Distributed Systems - Replication
Replication means keeping a copy of the same data on multiple machines that are connected via a network.
Reasons for doing replication
- To keep data geographically close to your users for reducing latency
- To allow the system to continue working even if some of its parts have failed for high availability
- To scale out the number of machines that can serve read queries for increasing read throughput
How Leader and followers systems work ?
- One of the node will be designated as leader and others as followers
- For writing clients must send write requests to leader only
- For reading clients can send read requests to either leader or followers
Types of replication
- Asynchronization - the leader does not wait until it gets confirmation from all the followers that it have received the write
- Synchronization - the leader waits for confirmation from all the followers that it have received the write before reporting to users and other clients
Replication high availability tip
The advantage of synchronous replication is that the follower is guaranteed to have data up to date with leader. If suddenly leader goes down, we can be sure that the data is still available on the follower. For that reason, it is impractical for all followers to be synchronous because any one node outage would cause the whole system to grind to a halt so you must enable synchronous replication on one of the followers and the others are asynchronous. This type of configuration is called semi-synchronous.
Steps Setting of new followers
From time to time, you need to set up new followers—perhaps to increase the number of replicas, or to replace failed nodes.
- Take a consistent snapshot of the leader’s database at some point in time if possible, without taking a lock on the entire database.
- Copy the snapshot to the new follower node.
- The follower connects to the leader and requests all the data changes that have happened since the snapshot was taken.
- When the follower has processed the backlog of data changes since the snapshot, we say it has caught up. It can now continue to process data changes from the leader as they happen.
Note : In some system like elastic search this process is completely automated
Node outages
It can occur because of the following reasons and it can be both leader or follower.
- Fault
- Planned maintenance
Catch up recovery for follower
- On its local disk, each follower should keep a log of the data changes it has received from the leader.

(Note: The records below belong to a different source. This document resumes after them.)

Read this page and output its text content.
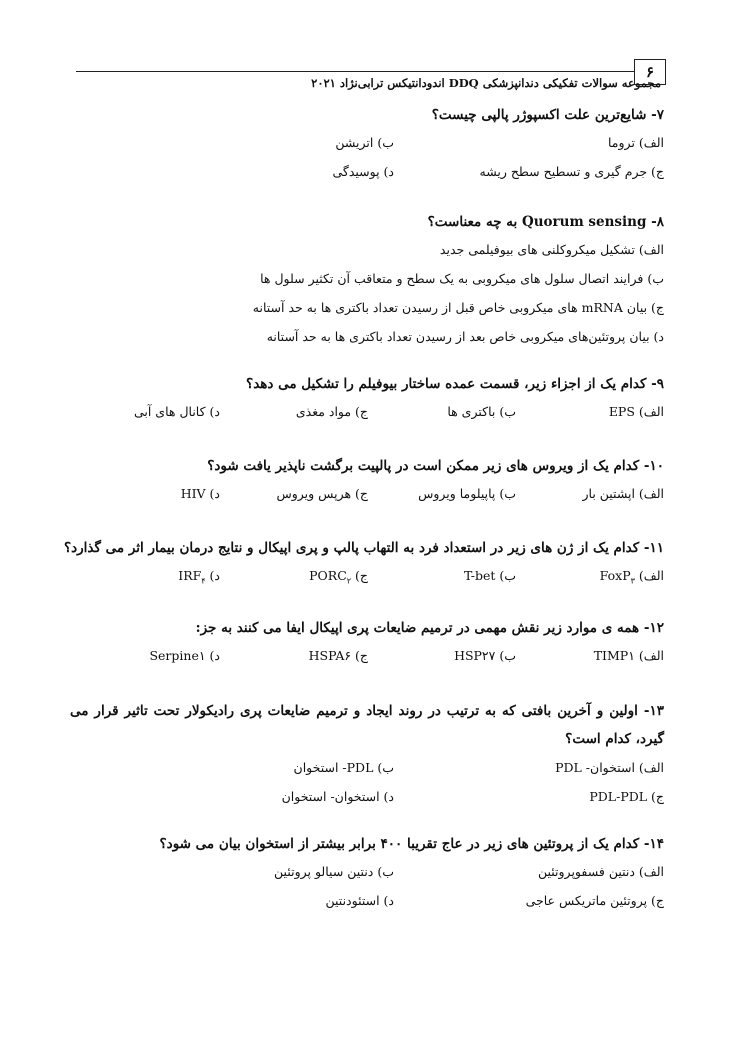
۶
مجموعه سوالات تفکیکی دندانپزشکی DDQ اندودانتیکس ترابی‌نژاد ۲۰۲۱
۷- شایع‌ترین علت اکسپوژر پالپی چیست؟
الف) تروما
ب) اتریشن
ج) جرم گیری و تسطیح سطح ریشه
د) پوسیدگی
۸- Quorum sensing به چه معناست؟
الف) تشکیل میکروکلنی های بیوفیلمی جدید
ب) فرایند اتصال سلول های میکروبی به یک سطح و متعاقب آن تکثیر سلول ها
ج) بیان mRNA های میکروبی خاص قبل از رسیدن تعداد باکتری ها به حد آستانه
د) بیان پروتئین‌های میکروبی خاص بعد از رسیدن تعداد باکتری ها به حد آستانه
۹- کدام یک از اجزاء زیر، قسمت عمده ساختار بیوفیلم را تشکیل می دهد؟
الف) EPS
ب) باکتری ها
ج) مواد مغذی
د) کانال های آبی
۱۰- کدام یک از ویروس های زیر ممکن است در پالپیت برگشت ناپذیر یافت شود؟
الف) اپشتین بار
ب) پاپیلوما ویروس
ج) هرپس ویروس
د) HIV
۱۱- کدام یک از ژن های زیر در استعداد فرد به التهاب پالپ و پری اپیکال و نتایج درمان بیمار اثر می گذارد؟
الف) FoxP$_۳$
ب) T-bet
ج) $PORC_۲$
د) $IRF_۴$
۱۲- همه ی موارد زیر نقش مهمی در ترمیم ضایعات پری اپیکال ایفا می کنند به جز:
الف) TIMP۱
ب) HSP۲۷
ج) HSPA۶
د) Serpine۱
۱۳- اولین و آخرین بافتی که به ترتیب در روند ایجاد و ترمیم ضایعات پری رادیکولار تحت تاثیر قرار می گیرد، کدام است؟
الف) استخوان- PDL
ب) PDL- استخوان
ج) PDL-PDL
د) استخوان- استخوان
۱۴- کدام یک از پروتئین های زیر در عاج تقریبا ۴۰۰ برابر بیشتر از استخوان بیان می شود؟
الف) دنتین فسفوپروتئین
ب) دنتین سیالو پروتئین
ج) پروتئین ماتریکس عاجی
د) استئودنتین
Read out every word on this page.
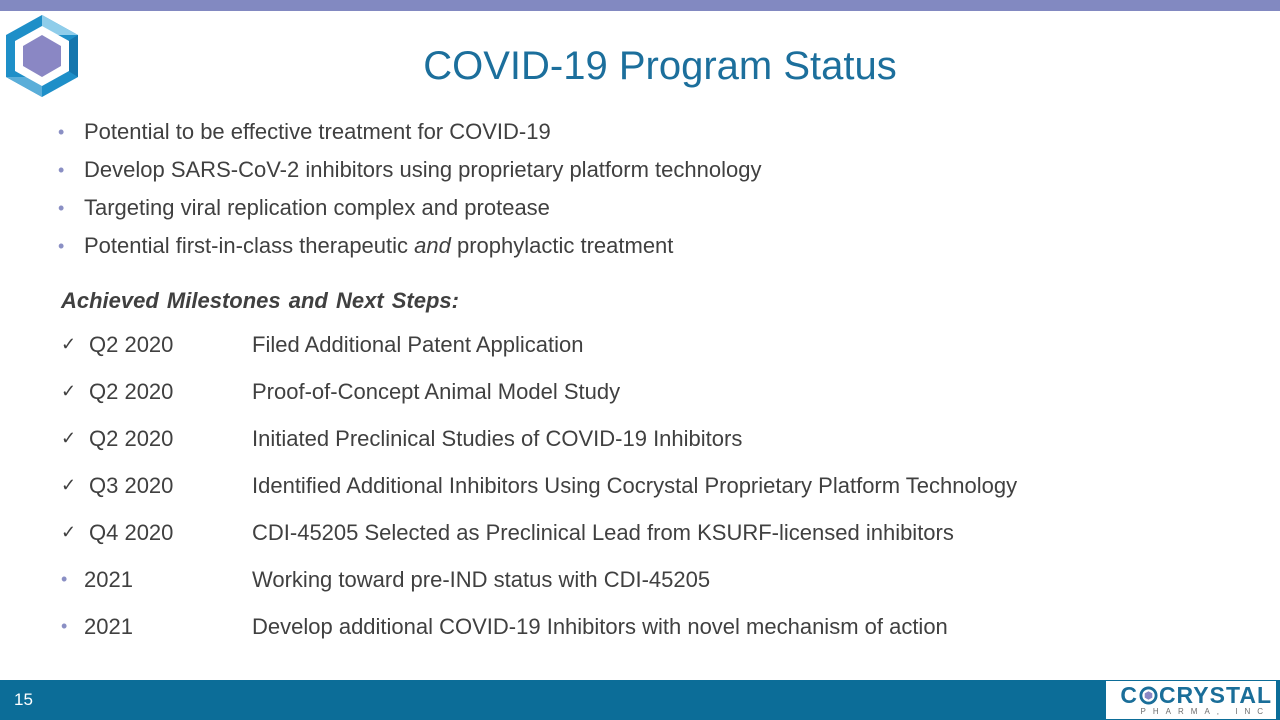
COVID-19 Program Status
• Potential to be effective treatment for COVID-19
• Develop SARS-CoV-2 inhibitors using proprietary platform technology
• Targeting viral replication complex and protease
• Potential first-in-class therapeutic and prophylactic treatment
Achieved Milestones and Next Steps:
✓ Q2 2020	Filed Additional Patent Application
✓ Q2 2020	Proof-of-Concept Animal Model Study
✓ Q2 2020	Initiated Preclinical Studies of COVID-19 Inhibitors
✓ Q3 2020	Identified Additional Inhibitors Using Cocrystal Proprietary Platform Technology
✓ Q4 2020	CDI-45205 Selected as Preclinical Lead from KSURF-licensed inhibitors
• 2021	Working toward pre-IND status with CDI-45205
• 2021	Develop additional COVID-19 Inhibitors with novel mechanism of action
15	C CRYSTAL
PHARMA, INC
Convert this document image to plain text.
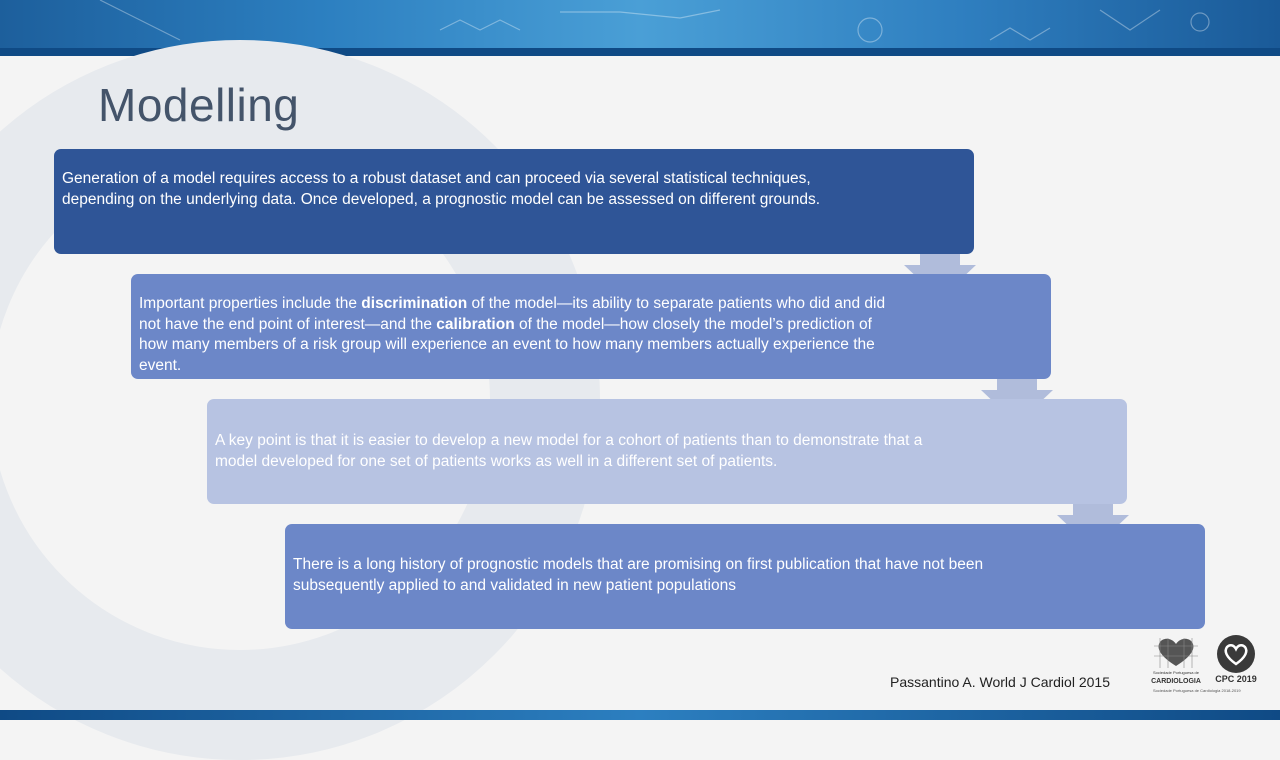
Modelling

Generation of a model requires access to a robust dataset and can proceed via several statistical techniques, depending on the underlying data. Once developed, a prognostic model can be assessed on different grounds.

Important properties include the discrimination of the model—its ability to separate patients who did and did not have the end point of interest—and the calibration of the model—how closely the model’s prediction of how many members of a risk group will experience an event to how many members actually experience the event.

A key point is that it is easier to develop a new model for a cohort of patients than to demonstrate that a model developed for one set of patients works as well in a different set of patients.

There is a long history of prognostic models that are promising on first publication that have not been subsequently applied to and validated in new patient populations

Passantino A. World J Cardiol 2015
Sociedade Portuguesa de
CARDIOLOGIA	CPC 2019
Sociedade Portuguesa de Cardiologia 2018-2019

- If follower goes down, on restart it should read log and sync up with leader easily.
Failover for leader
Leader failover is the real challenge and problem in production because of the following
- System needs to elect next leader, which is quite expensive process
- System can't able to serve for write requests until it elects next leader
Failover can be manual or automatic and has the following process
- Determine that the leader has failed.
- Choose a next leader
- Reconfiguring the system to use the new leader.
Problems with leader failover
- If asynchronous replication is used, the new leader may not have received all the writes from the old leader before it failed.
- Discarding writes is especially dangerous if other storage systems outside of the database need to be coordinated with the database contents.
- In certain fault scenarios, it could happen that two nodes both believe that they are the leader. This situation is called split brain, and it is dangerous because will result in data corrupt.
- What is the right timeout before the leader is declared dead? A longer timeout means a longer time to recovery in the case where the leader fails
Problems in replication
When insert or update action happens in master it will take some time for replicating the case across all node, typically it will be less than seconds but some time lags can occur for more than minutes because of downtime and network problems in networks and If any user tries to read data from any node that is not in sync with master, they won't be able to see that data is called replication lag.
- Reading your own writes - A user makes a write, followed by a read from a stale replica. To prevent this anomaly, we need read-after-write consistency.
Solution – Always read latest updated values from leader with centralized meta data
2. Monotonic reads - A user first reads from a fresh replica, then from a stale replica. Time appears to go backward. To prevent this anomaly, we need monotonic reads.
Solution - One way of achieving monotonic reads is to make sure that each user always makes their reads from the same replica (different users can read from different replicas). For example, the replica can be chosen based on a hash of the user ID, rather than randomly. However, if that replica fails, the user’s queries will need to be rerouted to another replica.
3. Consistent Prefix reads - If some partitions are replicated slower than others, an observer may see the answer before they see the question.
Solution - One solution is to make sure that any writes that are causally related to each other are written to the same partition—but in some applications that cannot be done efficiently.